Many of these people were coughing. A possible disease spreading throughout the population? Weaker drones were not ideal, but the purity of infection would clear away any such weaknesses.
He had not infected anyone since arriving in Malum, travelling deeper into the spires before beginning his task. Better to not leave hints of which city they were based in should that Inquisitor in Deimos come looking.
Someone near him coughed and, oddly, he flinched back. Why had he done that? No mere disease could defeat Genestealer immune systems, let alone one of the nigh-perfect fourth generation.

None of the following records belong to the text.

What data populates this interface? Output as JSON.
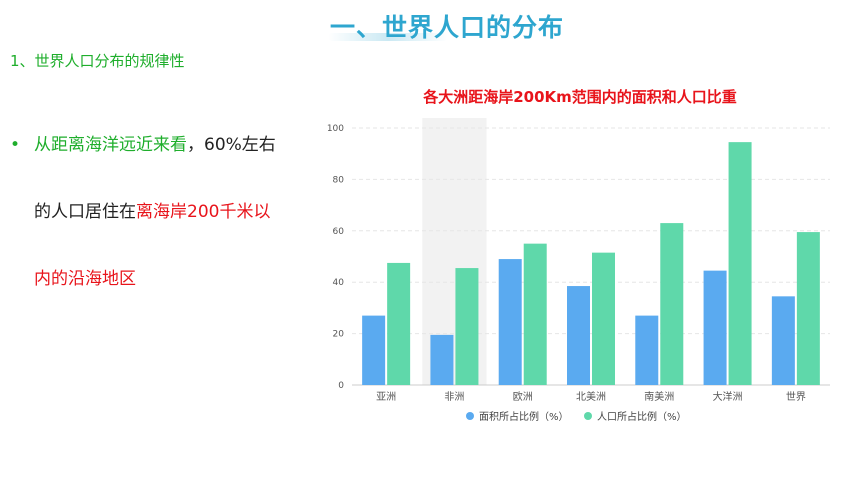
{
  "slide": {
    "title": "一、世界人口的分布",
    "section_heading": "1、世界人口分布的规律性",
    "bullet": {
      "part1_green": "从距离海洋远近来看",
      "part2": "，60%左右",
      "part3": "的人口居住在",
      "part4_red": "离海岸200千米以",
      "part5_red": "内的沿海地区"
    }
  },
  "colors": {
    "title": "#2ea6cf",
    "green_text": "#1fae2c",
    "red_text": "#e8141b",
    "series_area": "#5aaaf0",
    "series_population": "#5fd8aa",
    "highlight_band": "#f2f2f2"
  },
  "chart_data": {
    "type": "bar",
    "title": "各大洲距海岸200Km范围内的面积和人口比重",
    "categories": [
      "亚洲",
      "非洲",
      "欧洲",
      "北美洲",
      "南美洲",
      "大洋洲",
      "世界"
    ],
    "series": [
      {
        "name": "面积所占比例（%）",
        "values": [
          27,
          19.5,
          49,
          38.5,
          27,
          44.5,
          34.5
        ]
      },
      {
        "name": "人口所占比例（%）",
        "values": [
          47.5,
          45.5,
          55,
          51.5,
          63,
          94.5,
          59.5
        ]
      }
    ],
    "ylim": [
      0,
      100
    ],
    "yticks": [
      0,
      20,
      40,
      60,
      80,
      100
    ],
    "grid": true,
    "legend": "bottom",
    "highlighted_category": "非洲"
  }
}
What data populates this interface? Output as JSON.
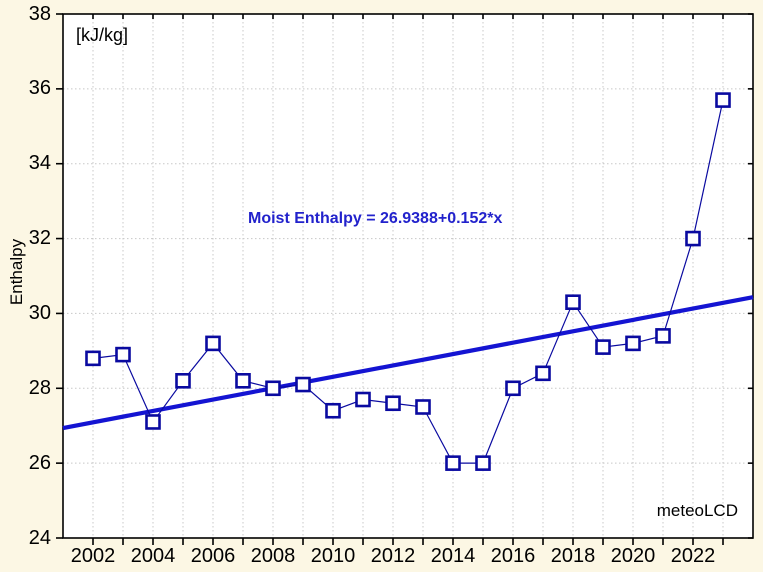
{
  "page": {
    "background": "#FCF7E4"
  },
  "chart_data": {
    "type": "line",
    "series_name": "Moist Enthalpy",
    "unit_label": "[kJ/kg]",
    "ylabel": "Enthalpy",
    "xlabel": "",
    "annotation": "Moist Enthalpy = 26.9388+0.152*x",
    "watermark": "meteoLCD",
    "x": [
      2002,
      2003,
      2004,
      2005,
      2006,
      2007,
      2008,
      2009,
      2010,
      2011,
      2012,
      2013,
      2014,
      2015,
      2016,
      2017,
      2018,
      2019,
      2020,
      2021,
      2022,
      2023
    ],
    "values": [
      28.8,
      28.9,
      27.1,
      28.2,
      29.2,
      28.2,
      28.0,
      28.1,
      27.4,
      27.7,
      27.6,
      27.5,
      26.0,
      26.0,
      28.0,
      28.4,
      30.3,
      29.1,
      29.2,
      29.4,
      32.0,
      35.7
    ],
    "trend": {
      "equation": "y = 26.9388 + 0.152*x",
      "intercept": 26.9388,
      "slope": 0.152,
      "x_origin_year": 2001
    },
    "xlim": [
      2001,
      2024
    ],
    "ylim": [
      24,
      38
    ],
    "x_tick_labels": [
      "2002",
      "2004",
      "2006",
      "2008",
      "2010",
      "2012",
      "2014",
      "2016",
      "2018",
      "2020",
      "2022"
    ],
    "y_tick_labels": [
      "24",
      "26",
      "28",
      "30",
      "32",
      "34",
      "36",
      "38"
    ],
    "x_minor_tick_step_years": 1,
    "y_tick_step": 2,
    "grid": {
      "shown": true,
      "style": "dotted",
      "horizontal_at": [
        26,
        28,
        30,
        32,
        34,
        36
      ],
      "vertical_every_year": true
    },
    "legend": {
      "shown": false
    },
    "marker": {
      "shape": "square",
      "hollow": true
    },
    "colors": {
      "page_bg": "#FCF7E4",
      "plot_bg": "#FFFFFF",
      "axis": "#000000",
      "grid": "#C8C8C8",
      "series": "#0A0AA0",
      "trend": "#1414D2",
      "annotation": "#2222CC",
      "text": "#000000"
    }
  }
}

This planet was a strange one, the Broodmind had learned. The warp storm's interruption of their connection to the God-Mind was disturbing, but not unexpected. It had only reinforced the need to take things slowly, carefully.
The bald-headed one paused, feeling something… strange. Like a cold sweat running down his back.
Somehow, he knew what had happened, despite never having felt such a thing before. Something had infested him.
He stumbled into a nearby alleyway, ignored by the passing crowds, before all but collapsing, sliding down a wall, leaving behind a slick trail of sweat. There, he rested, breathing heavily.
Minutes passed. Then hours.
All the while, a war was waged within him. Immune systems fought with viciousness against the invaders, even as the parasitic cells that had infested him slew and harvested pieces of biomass, unknowingly reinforced with every breath the man took as the air grew thicker and thicker with the infecting spores produced by so many others.
His body grew hotter and hotter, yet still he sat motionless, a look of deep concern and concentration on his face. He could no longer move, despite what little individuality he possessed attempting to exert itself, as his body demanded more and more energy from him to fight off the invader.
The pause did not go unnoticed and as it went on, more and more of the Broodmind's limited attention turned to what was happening within this hybrid form. Yet, nothing could be done until, and it seemed the fate of this Genestealer would be to perish, too much of its energy consumed too quickly to try and fight off this foe.
And then, it was felt.
'It' was a strange, yet familiar thing. A mind, so frighteningly similar to themselves, to the God-Mind, and yet terrifyingly different in so many ways.
They brushed up against it, almost by accident, and it noticed.
With but a thought, its entire focus was turned against them. They could feel only a few minds that made up its forms, yet there was so much more behind that tiny amount. Like some great eye that was looking through a tiny crevice, scratching away steadily to widen that gap. And, horrifyingly, with what little insight they had into that being, they could feel no end to it.
For the first time since losing the connection to the God-Mind, the Brood felt fear. Because, when that great eye turned upon them, they understood the two emotions it had felt.
Recognition, followed swiftly by overwhelming rage.